The Quebec government’s plan to abolish school boards is no more.

Education Minister Sebastien Proulx received a standing ovation at Friday’s annual meeting of Quebec’s English boards, which had fought hard against Bill 86, a law which they said would have destroyed a pillar of the community.

“Bill 86 did not respond to the right of the minority in Quebec, nor did it allow your school board to have the functions and controls to ensure student success,” said Proulx. “By putting all the power in the hands of the minister you take away the management of our schools.”

Proulx added that divisions created by the bill were a waste of time and energy and promised a revamped reform bill that would focus on student success.

Among Proulx’s suggestions for the new bill:

  • Make kindergarten available to all 4-year-olds.
  • Make school mandatory until the age of 18-years-old.
  • Review funding for students with learning disabilities.
  • Create a professional association for teachers.

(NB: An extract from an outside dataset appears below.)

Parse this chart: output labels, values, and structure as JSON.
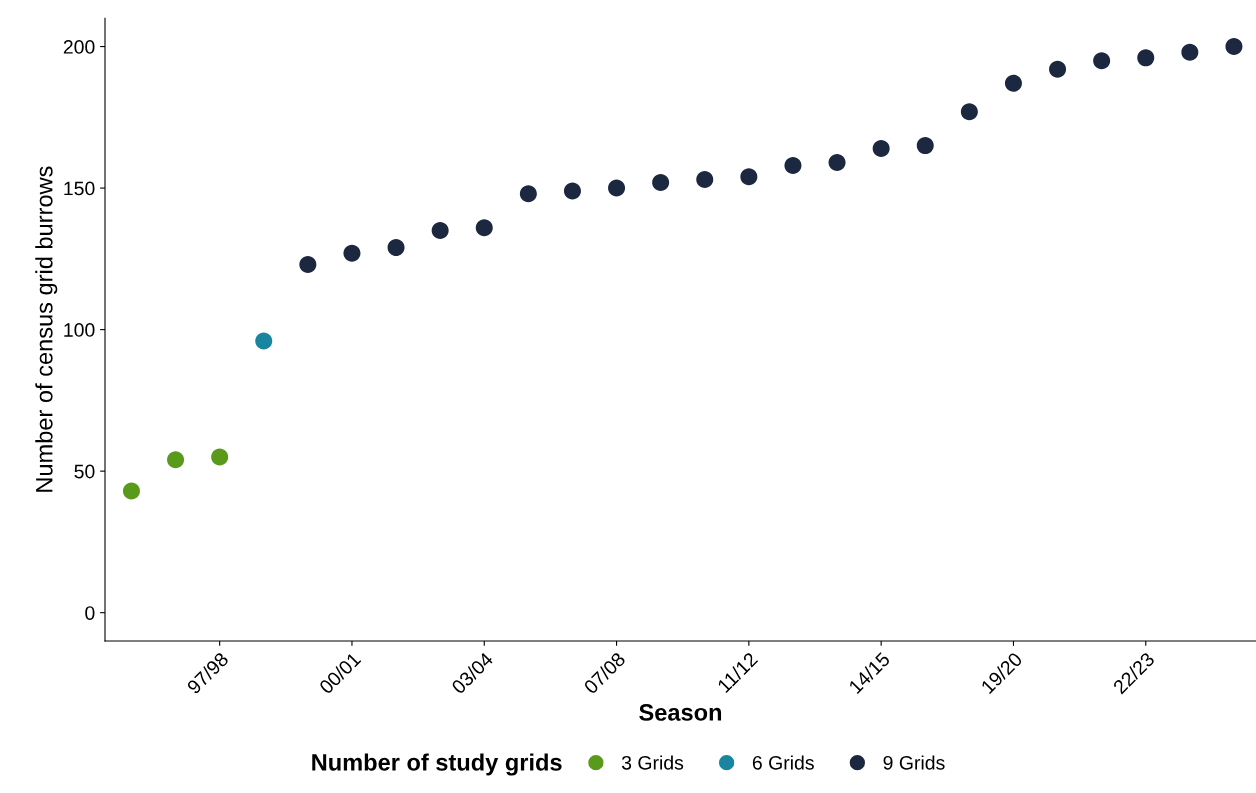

Under Proulx’s proposed plan, school boards would have discretionary powers with their budgets and school board elections could be moved online, a move which would cut costs and hopefully boost voter turnout.

Parent groups welcomed Proulx’s announcement.

“Parents will actually be given a vote on the council of a schoolboard,” Parents for a Democratic EMSB spokesperson Andrew Ross. “That’s crucial. That’s something we don’t have right now. What we’re also hearing is that power will also be decentralized to governing boards, so that the people on the ground will also be able to make decisions.”

On Friday evening, Premier Philippe Couillard is expected to give a speech focusing on education to a gathering of Liberals in Drummondville.